Wer sich dem Tatort zum Zweck der Spurensicherung von der Altstadt her nähert, sieht die Straßenbahnlinie in Höhe des Volksgartens mit einer entschiedenen Rechtskurve zum Bahnhof hin abbiegen und über den Gleisen ein Gebäude, das weder von außen noch im Inneren anmutet, als wäre es im zweiten Jahrzehnt des 21. Jahrhunderts errichtet. Städteplanerisch wirkt der Baukörper wie ein Lückenbüßer, nicht eben glücklich an der Ecke platziert. Die Fassade unterscheidet sich zwar von dem, was der nachmalige deutsche Reichskanzler bereits in den 20er-Jahren konzipierte und in den späten 30er-Jahren dem Berliner Architekten Paul Baumgarten zur Vorgabe machte. Aber was jetzt die Pforten öffnete, wirkt mit den funktional kaum zu begründenden dicken Betonlamellen vor der Dachetage wie eine Mischung aus Kulturpalast osteuropäischen Zuschnitts der 80er-Jahre und Regionalbahnhofsneubau – weder luzide, noch gar elegant oder kulturschick.

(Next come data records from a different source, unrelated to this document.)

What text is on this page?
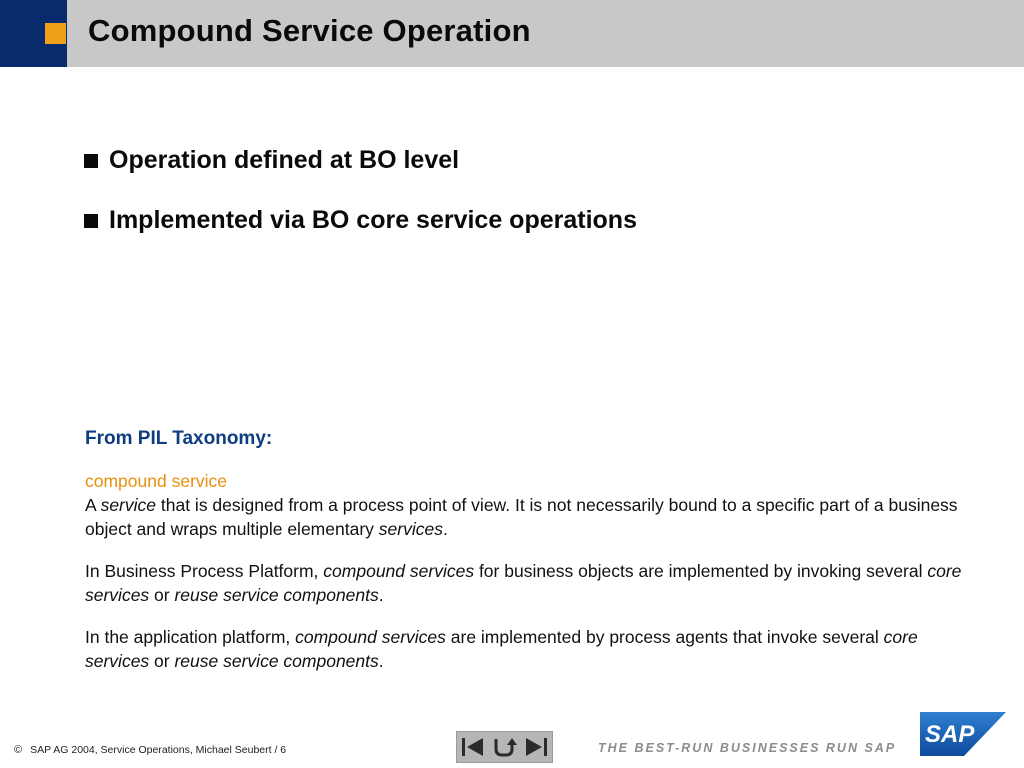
Compound Service Operation
Operation defined at BO level
Implemented via BO core service operations
From PIL Taxonomy:
compound service
A service that is designed from a process point of view. It is not necessarily bound to a specific part of a business object and wraps multiple elementary services.
In Business Process Platform, compound services for business objects are implemented by invoking several core services or reuse service components.
In the application platform, compound services are implemented by process agents that invoke several core services or reuse service components.
© SAP AG 2004, Service Operations, Michael Seubert / 6	THE BEST-RUN BUSINESSES RUN SAP SAP
®
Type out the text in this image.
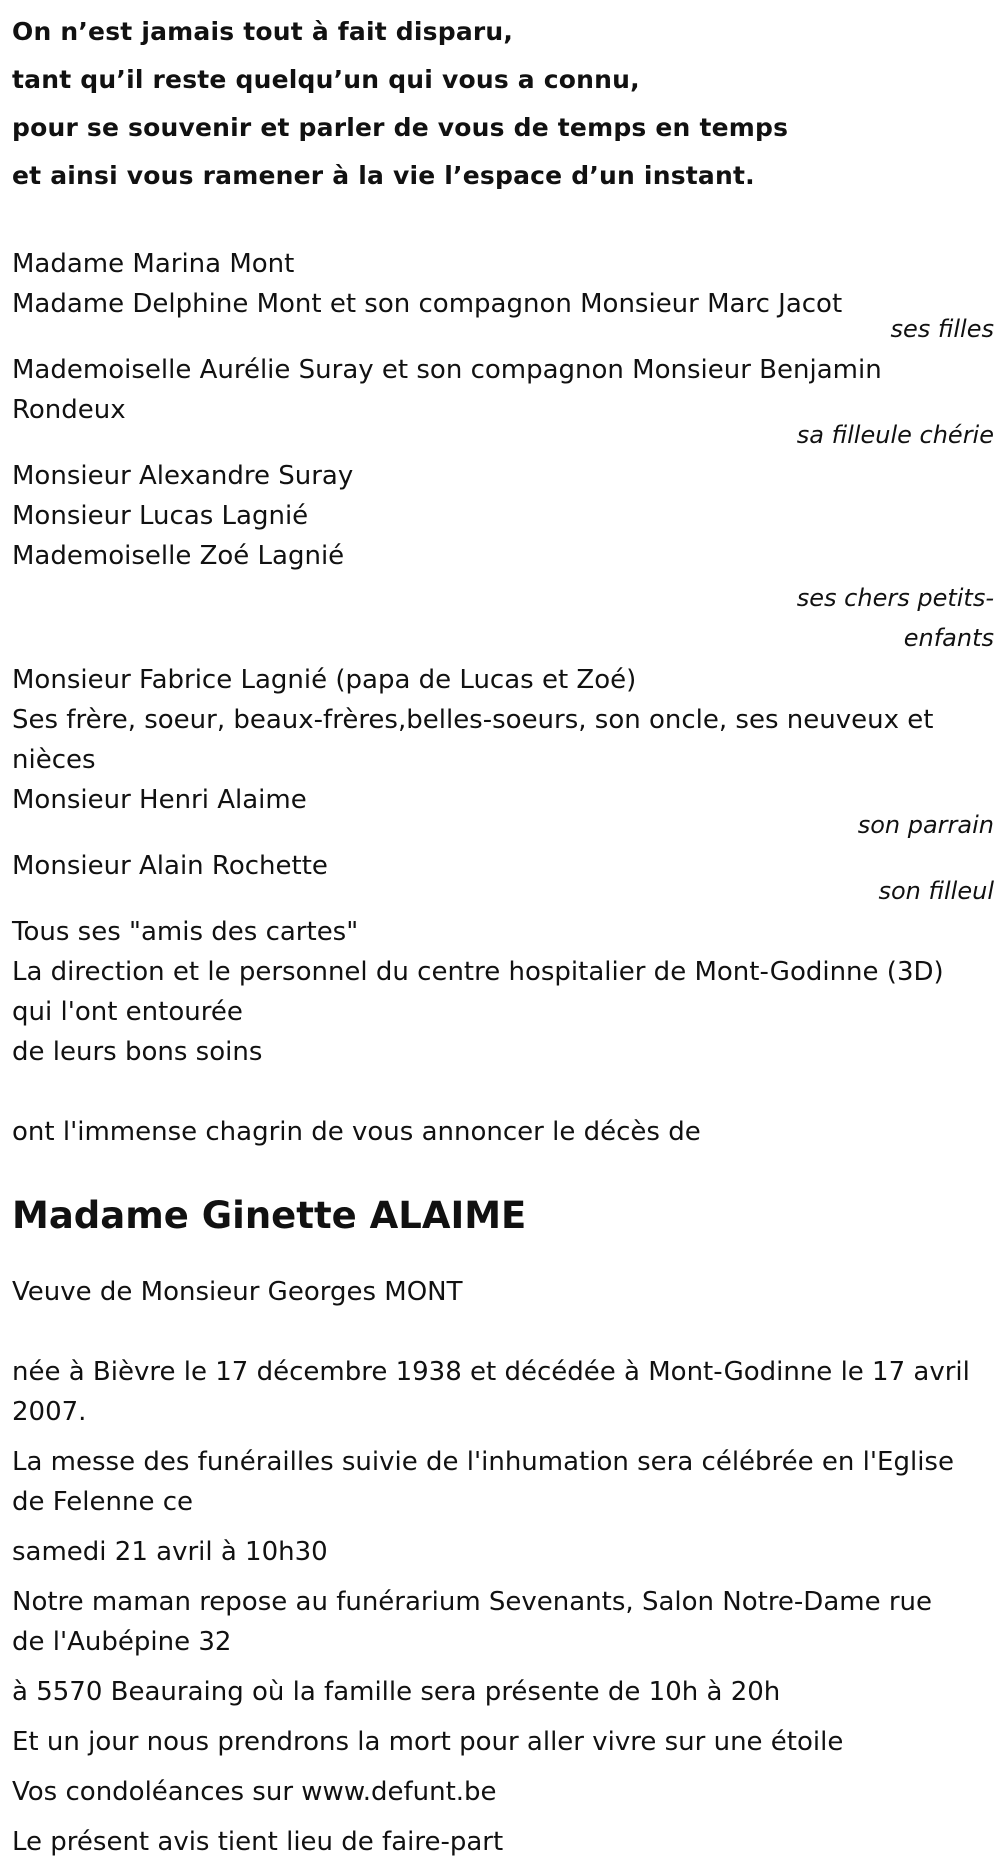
On n’est jamais tout à fait disparu,
tant qu’il reste quelqu’un qui vous a connu,
pour se souvenir et parler de vous de temps en temps
et ainsi vous ramener à la vie l’espace d’un instant.
Madame Marina Mont
Madame Delphine Mont et son compagnon Monsieur Marc Jacot
ses filles
Mademoiselle Aurélie Suray et son compagnon Monsieur Benjamin
Rondeux
sa filleule chérie
Monsieur Alexandre Suray
Monsieur Lucas Lagnié
Mademoiselle Zoé Lagnié
ses chers petits-
enfants
Monsieur Fabrice Lagnié (papa de Lucas et Zoé)
Ses frère, soeur, beaux-frères,belles-soeurs, son oncle, ses neuveux et
nièces
Monsieur Henri Alaime
son parrain
Monsieur Alain Rochette
son filleul
Tous ses "amis des cartes"
La direction et le personnel du centre hospitalier de Mont-Godinne (3D)
qui l'ont entourée
de leurs bons soins
ont l'immense chagrin de vous annoncer le décès de
Madame Ginette ALAIME
Veuve de Monsieur Georges MONT
née à Bièvre le 17 décembre 1938 et décédée à Mont-Godinne le 17 avril
2007.
La messe des funérailles suivie de l'inhumation sera célébrée en l'Eglise
de Felenne ce
samedi 21 avril à 10h30
Notre maman repose au funérarium Sevenants, Salon Notre-Dame rue
de l'Aubépine 32
à 5570 Beauraing où la famille sera présente de 10h à 20h
Et un jour nous prendrons la mort pour aller vivre sur une étoile
Vos condoléances sur www.defunt.be
Le présent avis tient lieu de faire-part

Innen dominiert in den Treppenhäusern und im Auditorium Holz in verschiedenen dunklen bis dunkelsten Tönen (Braunau ist nicht allzu weit). Man ahnt, dass diese Farbgebung nicht hätte zwingend sein müssen, die Gnade der späten Geburt aber keine Berührungsängste mit kontaminierter Farbsymbolik mehr kennt. Ausgerechnet an dieser Stelle. Die örtliche Presse hat die Vollstreckung des Führerwillens durch eine ansonsten eher farblos-schwarze Landesregierung per Karikatur genüsslich aufgespießt (auch das ist Österreich, nicht nur die Kontinuität!).
Technisch freilich, so wird bei der Begehung versichert, ist die hufeisenförmige Haupthalle ebenso wie die Nebengelasse aufs Feinste und Neueste gerüstet. Die Akustik ist, soweit sich dies an einem einzigen Abend von einem Platz hinten im zweiten Rang aus beurteilen lässt, transparent und präsent. Wie sie sich bei einem „Idomeneo“, einem „Rosenkavalier“ oder einer weniger massiv orchestrierten Oper des 20. Jahrhunderts bewährt, bleibt abzuwarten.
Dennis Russell Davies, Leiter der Opernsparte und Chefdirigent des Bruckner-Orchesters, setzt sich seit Jahren für seinen Landsmann Philip Glass ein, der vor vierzig Jahren als Pionier der Minimal music weltweit zu Rang und Namen kam. Zuletzt verhalf Davies dessen Oper zu Johannes Kepler in Linz zur Uraufführung, brachte dann auch die IX. Symphonie von Glass heraus. Der Dirigent ist mit den strapaziösen Halte- und Hänge-Partien der Glass-Musik ebenso bestens vertraut wie mit deren rhythmischen Finessen und der Aufgabe, durch hellwache Präsenz die Spannung zu wahren. Insgesamt wirkt der Tonsatz kleingliedrig-wechselfreudiger als einst bei „Einstein on the Bach“, variantenreicher also und kurzweiliger. Die gealterte Minimal music ist konzilianter geworden.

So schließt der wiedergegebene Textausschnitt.